Work Less, Achieve More?
Terry Braverman and Company

Work Less, Achieve More?

American workers are laboring longer, while those from other countries receive reductions in working hours and show gains in productivity. Is this a fallacy?


The Washington Post recently examined whether working more hours translates into increased productivity and making comparisons between nations. The survey includes some of the world's most advanced nations and some developing nations too. You can view the two-minute video on global workplace productivity here:


If you view the report, I’d be interested to see your feedback and what your conclusions are concerning the “work less, achieve more” concept. I think this study by the Washington Post is ill conceived. It ignores some key factors, e.g., natural resources and technology available in those countries, the labor pool and their level of skill sets, plus the consumer demand for their goods and services, to cite a few. There is no core scientific evidence here to inspire changes to a company's policies regarding daily breaks and/or time off work.


Defining and measuring productivity is not a one-size-fits-all proposition. There are cultural distinctions between the U.S., Europe, Latin America, and Asia, so methods and processes vary in terms of both technology and human capital. Is working hard the same and working long hours? I think not. Are regular breaks the answer? Too simplistic. If I’m “in a zone” when working, and ideas are flowing and my energy is high and focused, I stay with it until the task is complete. Burnout happens to me if I’m stuck and languishing. That’s a good time to break. Then again, that’s me. Can this model be applied to everyone? Of course not.


Whether extra hours worked stokes or saps productivity is also relative to the industry, even the department within a company, the company culture, goods and/or services produced, who they are marketing to, and especially having the right people in the best job positions for them to stay passionate and succeed. How to inspire the best out of each worker takes managerial flexibility, encouragement, and proper learning tools. And then, tailoring clear policies to optimally achieve objectives and maximize productivity.




Coffitivity claims that ambient noise (like the kind from a local coffee shop) can increase creativity with "enough noise to work." Rooms that are too quiet can be distracting, and obviously, rooms that are too loud can impair mental focus and concentration -- and there's some research to back it up.


Pixar's headquarters is designed with all the bathrooms in the atrium -- so that employees from different departments might have more opportunities to mingle. Are people discussing their work projects while taking care of other business?

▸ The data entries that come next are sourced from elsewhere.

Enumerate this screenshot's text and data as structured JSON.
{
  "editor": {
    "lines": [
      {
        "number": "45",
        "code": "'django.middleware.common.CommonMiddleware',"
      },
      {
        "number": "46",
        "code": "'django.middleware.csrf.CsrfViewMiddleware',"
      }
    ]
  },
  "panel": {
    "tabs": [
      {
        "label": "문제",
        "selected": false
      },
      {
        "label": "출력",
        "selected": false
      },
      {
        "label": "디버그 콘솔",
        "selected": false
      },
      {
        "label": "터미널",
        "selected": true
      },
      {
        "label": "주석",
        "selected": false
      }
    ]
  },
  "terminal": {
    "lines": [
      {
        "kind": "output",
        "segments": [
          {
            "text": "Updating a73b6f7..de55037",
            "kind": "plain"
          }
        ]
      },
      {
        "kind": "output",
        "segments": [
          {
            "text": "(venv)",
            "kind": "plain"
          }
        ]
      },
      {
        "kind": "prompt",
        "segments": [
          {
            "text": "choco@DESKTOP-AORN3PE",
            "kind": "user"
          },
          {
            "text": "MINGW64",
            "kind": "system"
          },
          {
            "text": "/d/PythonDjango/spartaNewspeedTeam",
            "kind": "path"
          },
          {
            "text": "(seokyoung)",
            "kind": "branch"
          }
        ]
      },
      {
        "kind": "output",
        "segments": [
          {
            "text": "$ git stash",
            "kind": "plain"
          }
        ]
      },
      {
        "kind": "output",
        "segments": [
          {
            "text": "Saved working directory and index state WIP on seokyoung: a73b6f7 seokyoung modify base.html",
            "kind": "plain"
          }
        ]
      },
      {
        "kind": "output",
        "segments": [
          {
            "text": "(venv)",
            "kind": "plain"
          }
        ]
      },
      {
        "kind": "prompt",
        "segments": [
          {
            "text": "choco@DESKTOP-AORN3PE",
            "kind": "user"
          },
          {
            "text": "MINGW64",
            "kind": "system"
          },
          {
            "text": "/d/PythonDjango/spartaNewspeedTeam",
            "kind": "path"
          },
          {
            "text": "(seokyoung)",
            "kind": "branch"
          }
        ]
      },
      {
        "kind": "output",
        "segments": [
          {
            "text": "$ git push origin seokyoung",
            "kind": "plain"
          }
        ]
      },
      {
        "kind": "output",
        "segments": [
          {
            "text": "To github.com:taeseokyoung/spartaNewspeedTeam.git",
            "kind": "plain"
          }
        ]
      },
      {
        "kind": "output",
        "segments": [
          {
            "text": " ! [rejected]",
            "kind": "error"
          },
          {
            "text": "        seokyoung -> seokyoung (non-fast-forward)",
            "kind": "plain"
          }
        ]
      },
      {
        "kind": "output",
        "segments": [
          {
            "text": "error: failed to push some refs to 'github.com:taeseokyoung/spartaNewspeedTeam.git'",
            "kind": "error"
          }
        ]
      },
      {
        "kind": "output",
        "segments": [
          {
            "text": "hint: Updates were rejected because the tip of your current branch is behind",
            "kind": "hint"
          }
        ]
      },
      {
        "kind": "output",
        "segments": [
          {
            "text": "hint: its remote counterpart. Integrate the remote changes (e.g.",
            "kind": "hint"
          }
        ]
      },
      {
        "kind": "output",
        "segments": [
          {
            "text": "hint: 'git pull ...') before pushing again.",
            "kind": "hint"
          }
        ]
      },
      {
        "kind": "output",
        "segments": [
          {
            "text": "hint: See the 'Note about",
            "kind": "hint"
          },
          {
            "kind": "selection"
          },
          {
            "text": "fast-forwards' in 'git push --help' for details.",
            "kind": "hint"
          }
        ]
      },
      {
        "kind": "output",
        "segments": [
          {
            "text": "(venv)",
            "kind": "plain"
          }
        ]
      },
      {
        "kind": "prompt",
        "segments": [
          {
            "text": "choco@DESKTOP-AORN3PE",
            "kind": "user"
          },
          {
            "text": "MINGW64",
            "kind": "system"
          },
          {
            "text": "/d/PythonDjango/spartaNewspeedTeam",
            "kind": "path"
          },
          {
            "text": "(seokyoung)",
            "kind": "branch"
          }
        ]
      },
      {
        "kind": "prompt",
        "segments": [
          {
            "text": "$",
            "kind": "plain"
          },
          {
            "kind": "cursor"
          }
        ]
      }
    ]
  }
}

The Hawthorne Effect was named after a set of studies at the Hawthorne plant in the 1920s -- where increased productivity was observed when the factory lights were brightened OR darkened. Basically, the workers were more productive, not because of the lighting changes, but because they realized their bosses were checking on them. (The dramatic effect of changing the lighting was apparently fictional, but the Hawthorne Effect is still a phenomenon that researchers try to account for when designing psychological studies.)